I am looking to explore and attempt converting different models to run on MAX. I would like to start with a torchscript or possibly ONNX model and get a report of the supported operations, along with the ones that need implementation.

I would like to implement the unsupported operations on mojo one by one and incrementally work on porting the whole model to run on MAX.

Ideally, I want to be able to benchmark perforance of both versions using Nvidia Nsight systems. I am thinking of using nvtx with C bindings to mark ranges even though I don’t expect a detailed trace from MAX without cuda.

I doubt I would be able to write kernels with SOTA performance but I am very interested in creating tooling around this process to make it easier for smarter people.

Any pointers or suggestions would be greatly appreciated!

Thanks in advance.
Mert

You’re catching us at a time where we’re just getting the pieces in place to make this a good experience. For example, the latest MAX nightly adds a new flag to our serving system (--custom-models=folder/path/to/import:my_module) that lets you bring your own LLM-style architecture and serve it using MAX.

If you’re working from a TorchScript or ONNX model, however, you might be looking for something a bit outside of the generative AI space. You still could build it using the MAX Graph operations and the max.nn layer abstractions we’re building on top of those operations. We have some examples of graph construction in the MAX repository to draw from, but if you have a particular shape of model in mind maybe we could provide a little more directed guidance.

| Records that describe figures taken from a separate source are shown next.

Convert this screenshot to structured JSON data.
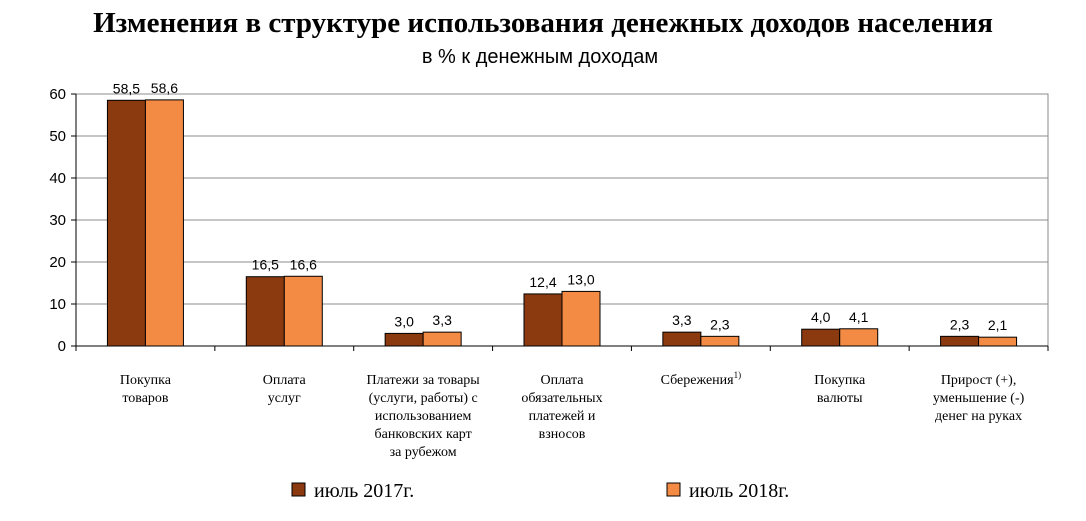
{
  "chart_data": {
    "type": "bar",
    "title": "Изменения в структуре использования денежных доходов населения",
    "subtitle": "в % к денежным доходам",
    "categories": [
      [
        "Покупка",
        "товаров"
      ],
      [
        "Оплата",
        "услуг"
      ],
      [
        "Платежи за товары",
        "(услуги, работы) с",
        "использованием",
        "банковских карт",
        "за рубежом"
      ],
      [
        "Оплата",
        "обязательных",
        "платежей и",
        "взносов"
      ],
      [
        "Сбережения"
      ],
      [
        "Покупка",
        "валюты"
      ],
      [
        "Прирост (+),",
        "уменьшение (-)",
        "денег на руках"
      ]
    ],
    "category_footnotes": [
      "",
      "",
      "",
      "",
      "1)",
      "",
      ""
    ],
    "series": [
      {
        "name": "июль 2017г.",
        "color": "#8B3A0F",
        "values": [
          58.5,
          16.5,
          3.0,
          12.4,
          3.3,
          4.0,
          2.3
        ],
        "labels": [
          "58,5",
          "16,5",
          "3,0",
          "12,4",
          "3,3",
          "4,0",
          "2,3"
        ]
      },
      {
        "name": "июль 2018г.",
        "color": "#F38B45",
        "values": [
          58.6,
          16.6,
          3.3,
          13.0,
          2.3,
          4.1,
          2.1
        ],
        "labels": [
          "58,6",
          "16,6",
          "3,3",
          "13,0",
          "2,3",
          "4,1",
          "2,1"
        ]
      }
    ],
    "yticks": [
      "0",
      "10",
      "20",
      "30",
      "40",
      "50",
      "60"
    ],
    "ylim": [
      0,
      60
    ],
    "grid": true,
    "legend_position": "bottom"
  }
}
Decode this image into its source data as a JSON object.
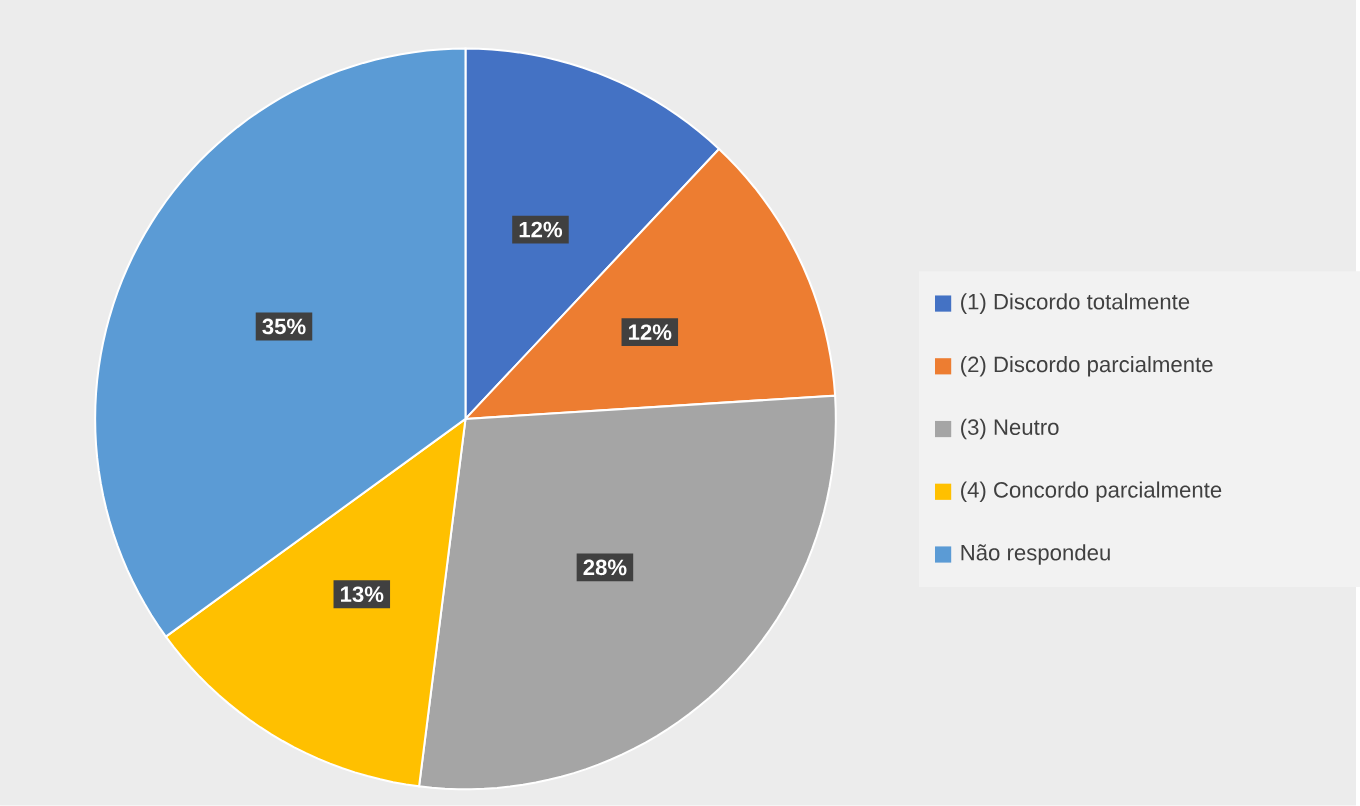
{
  "chart_data": {
    "type": "pie",
    "categories": [
      "(1) Discordo totalmente",
      "(2) Discordo parcialmente",
      "(3) Neutro",
      "(4) Concordo parcialmente",
      "Não respondeu"
    ],
    "values": [
      12,
      12,
      28,
      13,
      35
    ],
    "colors": [
      "#4472c4",
      "#ed7d31",
      "#a5a5a5",
      "#ffc000",
      "#5b9bd5"
    ],
    "value_labels": [
      "12%",
      "12%",
      "28%",
      "13%",
      "35%"
    ],
    "legend": "right"
  }
}
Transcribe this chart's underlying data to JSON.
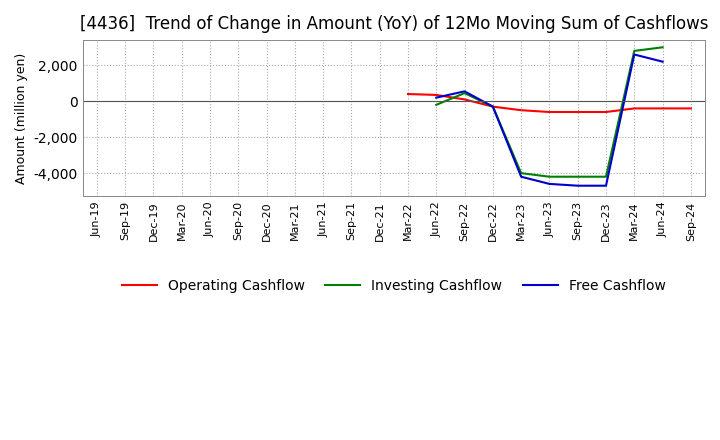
{
  "title": "[4436]  Trend of Change in Amount (YoY) of 12Mo Moving Sum of Cashflows",
  "ylabel": "Amount (million yen)",
  "x_labels": [
    "Jun-19",
    "Sep-19",
    "Dec-19",
    "Mar-20",
    "Jun-20",
    "Sep-20",
    "Dec-20",
    "Mar-21",
    "Jun-21",
    "Sep-21",
    "Dec-21",
    "Mar-22",
    "Jun-22",
    "Sep-22",
    "Dec-22",
    "Mar-23",
    "Jun-23",
    "Sep-23",
    "Dec-23",
    "Mar-24",
    "Jun-24",
    "Sep-24"
  ],
  "operating": [
    null,
    null,
    null,
    null,
    null,
    null,
    null,
    null,
    null,
    null,
    null,
    400,
    350,
    100,
    -300,
    -500,
    -600,
    -600,
    -600,
    -400,
    -400,
    -400
  ],
  "investing": [
    null,
    null,
    null,
    null,
    null,
    null,
    null,
    null,
    null,
    null,
    null,
    null,
    -200,
    450,
    -300,
    -4000,
    -4200,
    -4200,
    -4200,
    2800,
    3000,
    null
  ],
  "free": [
    null,
    null,
    null,
    null,
    null,
    null,
    null,
    null,
    null,
    null,
    null,
    null,
    200,
    550,
    -300,
    -4200,
    -4600,
    -4700,
    -4700,
    2600,
    2200,
    null
  ],
  "operating_color": "#ff0000",
  "investing_color": "#008000",
  "free_color": "#0000cc",
  "background_color": "#ffffff",
  "grid_color": "#aaaaaa",
  "ylim": [
    -5300,
    3400
  ],
  "yticks": [
    -4000,
    -2000,
    0,
    2000
  ],
  "title_fontsize": 12,
  "axis_fontsize": 9,
  "tick_fontsize": 8,
  "legend_fontsize": 10
}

When it comes to operations themselves, the computational graphs defined in MAX tend to be a little finer-grained than layers in other frameworks. What may be a single operation or layer in PyTorch could possibly be composed from smaller MAX graph operations, so it may be a little harder to identify a one-to-one correspondence. However, yes, if something is missing you definitely could write your own custom Mojo operation to fill in the gap. Or even if you could construct the equivalent layer from MAX Graph operations, but you think you can squeeze out a little more with a manually fused version. Starting with an unoptimized version of an operation can often give you good starting performance, and then you can tune from there.

Keep an eye on the open-source MAX repo over the next few days, some things might be appearing there that could be a big help with writing your own operations. I’ll also say that we do a lot of Nsight Compute profiling of our MAX Graph models and Mojo kernels, and we’re working on putting together some documentation and an example of how to do that on your own graph.

3 Likes

Thank you for the thorough response.

I did not realize the mistiming, I will certainly give the new flag a try.

I was thinking of working on CNNs mostly or other fresh out of R&D models that are not LLMs yet +%90 supported by MAX that heavily utilize transformers, like some popular image/video to image/video models out there.

Nsight profiling sounds really exciting, I was not expecting that.

Lastly, I want to say how much I appreciate the incredible work you guys are doing. Being able to work with a 1GB container that just works not to mention with multivendor support is just so unbeliavable after countless hours of debugging and fixing various version mismatch issues trying to deploy 20GB+ containers in the past.

1 Like

@BradLarson do you have an ETA on when docs/examples will be available for --custom-models?

We have just a little more about the --custom-architectures flag (we renamed it to be a little broader) in the nightly changelog:

Added support for loading a custom pipeline architecture by module. Using --custom-architectures=folder/path/to/import:my_module will lead to loading architectures from the file. The architectures must be exposed via an ARCHITECTURES variable in the file. Once loaded, a model can be run using the new architectures. The flag can be specified multiple times to load more modules.

We are working on some documentation for this, because we do want to start showing how to use this new functionality to incorporate your new architectures (like you’re working on for Mamba) into MAX for serving, etc. I can’t promise when this will be available, because we’re first working to get the Mojo GPU libraries and kernels all in open source. We very much want people to be able to contribute new / better kernels and models, so we’re investing in getting all the support in place for this in the next few weeks.

2 Likes

Makes sense! Looking forward to when those docs land and ofc to all those mojo gpu kernels.
Many thanks to Modular for prioritizing oss and building this amazing stack.

1 Like

This topic was automatically closed 7 days after the last reply. New replies are no longer allowed.